A escolha de teses não é um ato trivial. Trata-se de uma decisão estratégica que projeta efeitos em diversas dimensões: financeira, reputacional, regulatória e social. Cada tese representa não apenas um conjunto de argumentos jurídicos, mas também um posicionamento institucional da empresa. A depender da escolha, transmite-se ao mercado, a reguladores, a clientes e a investidores uma mensagem clara acerca da identidade da companhia e do papel que ela pretende desempenhar em seu setor de atuação.

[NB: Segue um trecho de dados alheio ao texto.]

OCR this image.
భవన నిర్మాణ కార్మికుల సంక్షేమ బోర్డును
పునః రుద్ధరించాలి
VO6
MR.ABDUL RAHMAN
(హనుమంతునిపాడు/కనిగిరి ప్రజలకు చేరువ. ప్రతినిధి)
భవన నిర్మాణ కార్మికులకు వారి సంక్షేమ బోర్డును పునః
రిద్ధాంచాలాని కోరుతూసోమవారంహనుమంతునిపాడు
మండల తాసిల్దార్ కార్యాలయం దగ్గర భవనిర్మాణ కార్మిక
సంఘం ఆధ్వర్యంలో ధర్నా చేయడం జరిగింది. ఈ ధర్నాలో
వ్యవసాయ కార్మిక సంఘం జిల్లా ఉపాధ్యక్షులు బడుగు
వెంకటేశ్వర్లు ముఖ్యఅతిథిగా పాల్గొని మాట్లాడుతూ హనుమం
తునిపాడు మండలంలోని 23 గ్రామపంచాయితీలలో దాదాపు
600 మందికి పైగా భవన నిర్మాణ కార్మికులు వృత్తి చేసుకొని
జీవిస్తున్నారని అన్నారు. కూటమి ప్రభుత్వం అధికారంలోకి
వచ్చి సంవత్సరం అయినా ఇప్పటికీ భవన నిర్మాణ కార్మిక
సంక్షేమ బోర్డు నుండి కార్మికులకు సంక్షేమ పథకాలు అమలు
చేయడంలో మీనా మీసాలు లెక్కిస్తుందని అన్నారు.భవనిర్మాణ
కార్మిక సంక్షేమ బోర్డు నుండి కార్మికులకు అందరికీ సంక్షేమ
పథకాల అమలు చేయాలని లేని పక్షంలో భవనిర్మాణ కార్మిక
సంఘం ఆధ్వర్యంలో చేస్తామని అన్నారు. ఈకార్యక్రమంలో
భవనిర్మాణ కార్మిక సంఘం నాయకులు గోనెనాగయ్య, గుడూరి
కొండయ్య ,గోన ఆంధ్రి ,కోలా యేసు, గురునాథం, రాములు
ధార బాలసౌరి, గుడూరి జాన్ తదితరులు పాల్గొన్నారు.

É verdade que, em uma perspectiva imediata, litigar costuma ser visto como meio de reduzir perdas ou evitar condenações mais gravosas. Esse é o plano mais superficial de análise, em que o processo é compreendido como passivo inevitável e a escolha da tese limita-se a buscar a solução menos onerosa. Contudo, ao se ampliar o horizonte de observação, percebe-se que a definição de quais teses serão defendidas e como serão defendidas pode transformar profundamente a posição da empresa, deslocando-a de mera participante reativa em litígios para protagonista na construção de precedentes, na conformação de práticas concorrenciais e até mesmo na indução de transformações regulatórias.
Assumir ou rejeitar uma tese não é apenas uma decisão técnica, mas também estratégica. Sustentar determinada posição pode significar abrir mão de ganhos imediatos em favor da consolidação de jurisprudência favorável no futuro, da influência em políticas públicas ou do fortalecimento da reputação perante atores relevantes do mercado. De modo inverso, a opção por uma tese mais conservadora pode ser igualmente estratégica, ao resguardar capital reputacional, evitar desgaste público ou preservar relações institucionais que se revelam essenciais no longo prazo. Em qualquer hipótese, o valor está em compreender que a seleção de teses é um exercício de ponderação, no qual a empresa escolhe não apenas o que discutir, mas também em que momento, em que ambiente e com qual propósito.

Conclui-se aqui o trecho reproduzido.